Manico più largo, corde in nylon più morbide... per un neofita è l'ideale. La stessa chitarra acustica potrebbe risultare scomoda (insomma la folk con le corde in metallo come l'elettrica) per dei polpastrelli poco abituati. Dopo aver preso un pelo di dimestichezza a 14 anni con una classica che mi ero fatto prestare (che suonavo nella casa di campagna), ho poi approfondito la questione sulla semiacustica di mio padre (con tremolo) montando però delle corde flat, con l'avvolgimento piatto e non tondo, appunto perchè altrimenti le dita alla lunga ne avrebbero risentito. poi piano piano è venuto il resto.
Un chitarrista poi può suonare quello che vuole, dalla steel guitar, alla chitarra banjo, da una brian may con scala 24" ad una baritona scala 28" a sette corde... bassi inclusi. Tutto sta all'elasticità del chitarrista: in certi casi poi una chitarra è meglio di un'altra non solo per il suono, ma anche per l'impostazione dei comandi e/o il tipo di ponte: ci sono molti fattori. Più che altro serve raggiungere un certo automatismo tra le mani e conoscere la tastiera della chitarra "a memoria" e le varie figure composte dagli accordi e dalle scale: immagino che per il ritmo non ci sia problema e fidati che quello è già un passo avanti notevole.

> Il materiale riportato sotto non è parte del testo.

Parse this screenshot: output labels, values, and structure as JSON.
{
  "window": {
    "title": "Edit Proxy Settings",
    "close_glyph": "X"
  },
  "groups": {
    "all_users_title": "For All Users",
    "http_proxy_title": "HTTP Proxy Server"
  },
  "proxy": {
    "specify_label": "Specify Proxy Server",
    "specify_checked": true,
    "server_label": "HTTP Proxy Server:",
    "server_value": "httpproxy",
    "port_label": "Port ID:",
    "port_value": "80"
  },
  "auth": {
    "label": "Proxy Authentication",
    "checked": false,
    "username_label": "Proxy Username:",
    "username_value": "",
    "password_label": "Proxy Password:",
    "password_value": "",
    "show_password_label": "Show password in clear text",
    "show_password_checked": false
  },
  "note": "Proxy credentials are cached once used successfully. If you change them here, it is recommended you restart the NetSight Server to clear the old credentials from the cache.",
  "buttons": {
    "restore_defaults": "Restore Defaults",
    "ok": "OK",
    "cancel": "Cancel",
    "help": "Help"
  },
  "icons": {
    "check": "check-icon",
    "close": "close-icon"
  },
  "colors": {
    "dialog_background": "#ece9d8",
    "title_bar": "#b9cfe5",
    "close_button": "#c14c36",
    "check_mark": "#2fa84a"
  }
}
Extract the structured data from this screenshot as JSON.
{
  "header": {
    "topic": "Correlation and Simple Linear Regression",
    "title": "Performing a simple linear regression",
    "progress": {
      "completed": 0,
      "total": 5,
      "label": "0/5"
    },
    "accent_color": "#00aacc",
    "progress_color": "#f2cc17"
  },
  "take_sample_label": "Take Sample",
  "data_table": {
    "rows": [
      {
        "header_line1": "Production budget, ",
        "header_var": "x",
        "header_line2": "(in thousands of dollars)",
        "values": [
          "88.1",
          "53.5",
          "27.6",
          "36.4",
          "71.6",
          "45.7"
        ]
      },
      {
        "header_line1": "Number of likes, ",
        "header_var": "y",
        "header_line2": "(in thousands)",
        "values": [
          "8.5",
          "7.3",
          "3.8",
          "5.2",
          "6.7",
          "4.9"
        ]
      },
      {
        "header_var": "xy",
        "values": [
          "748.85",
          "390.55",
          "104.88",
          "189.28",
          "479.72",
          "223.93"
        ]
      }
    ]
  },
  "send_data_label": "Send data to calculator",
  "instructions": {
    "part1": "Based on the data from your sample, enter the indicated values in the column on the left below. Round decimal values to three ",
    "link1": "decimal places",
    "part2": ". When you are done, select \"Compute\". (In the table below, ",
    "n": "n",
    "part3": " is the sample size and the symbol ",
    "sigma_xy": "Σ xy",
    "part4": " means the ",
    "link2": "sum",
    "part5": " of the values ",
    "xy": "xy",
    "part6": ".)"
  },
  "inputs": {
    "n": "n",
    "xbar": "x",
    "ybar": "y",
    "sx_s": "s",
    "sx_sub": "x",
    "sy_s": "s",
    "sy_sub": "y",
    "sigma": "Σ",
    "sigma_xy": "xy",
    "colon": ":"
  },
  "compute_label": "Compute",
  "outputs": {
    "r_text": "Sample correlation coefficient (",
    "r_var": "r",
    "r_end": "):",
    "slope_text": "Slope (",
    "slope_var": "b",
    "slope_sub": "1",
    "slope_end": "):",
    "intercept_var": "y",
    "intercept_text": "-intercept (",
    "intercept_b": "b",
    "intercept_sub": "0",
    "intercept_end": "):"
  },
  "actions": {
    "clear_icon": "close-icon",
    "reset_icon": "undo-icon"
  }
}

Quanto a dire che l'elettrica è la chitarra di chi non sa suonare.. mmm.. sono strumenti diversi quelli acustici (sia microfonati che amplificati con il piezo al ponte) e quelli solid body/semiacustici... difficilmente vedrei no more tears di ozzy osbourne rifatta con una chitarra classica e non con la les paul di zakk wylde con i pick up EMG. E poi una chitarra solid body è sempre fatta di legno (tranne i rari casi di chitarre in acrilico ed altri materiali) e la cassa incide sul suono quanto il manico, la paletta, la massa del ponte: non è tutta solo questione dei pick up più o meno pompati. La batteria elettronica, tranne quelle più costose o quelle come la Pearl e Pro Live, solitamente ha misure e feeling decisamente diverso da quella acustica: se non fosse importante questo, forse non avrebbero senso neppure i trigger e tutti suonerebbero su dei pad da 8".
Con sukkopera mi trovo pienamente d'accordo: finchè le limitazioni dello strumento posseduto non saranno fastidiose, le differenze con strumenti di fascia superiore saranno poco percepibili.
IMHO

Odio i consigli non richiesti: so sbagliare da solo...
"...Drago Dragoone, con lo spadoone, io ti uccideròoo... io ti kill you!
"PERCHE' LA MUSICA SI ASCOLTA, NON CAMBIA GUARDANDOLA" (cit.)
"Lisander ha ragione" (cit.)
"Oooh... Oooh... Oooh... Foppapedretti... https://www.youtube.com/watch?v=gqTtz5zk2dE "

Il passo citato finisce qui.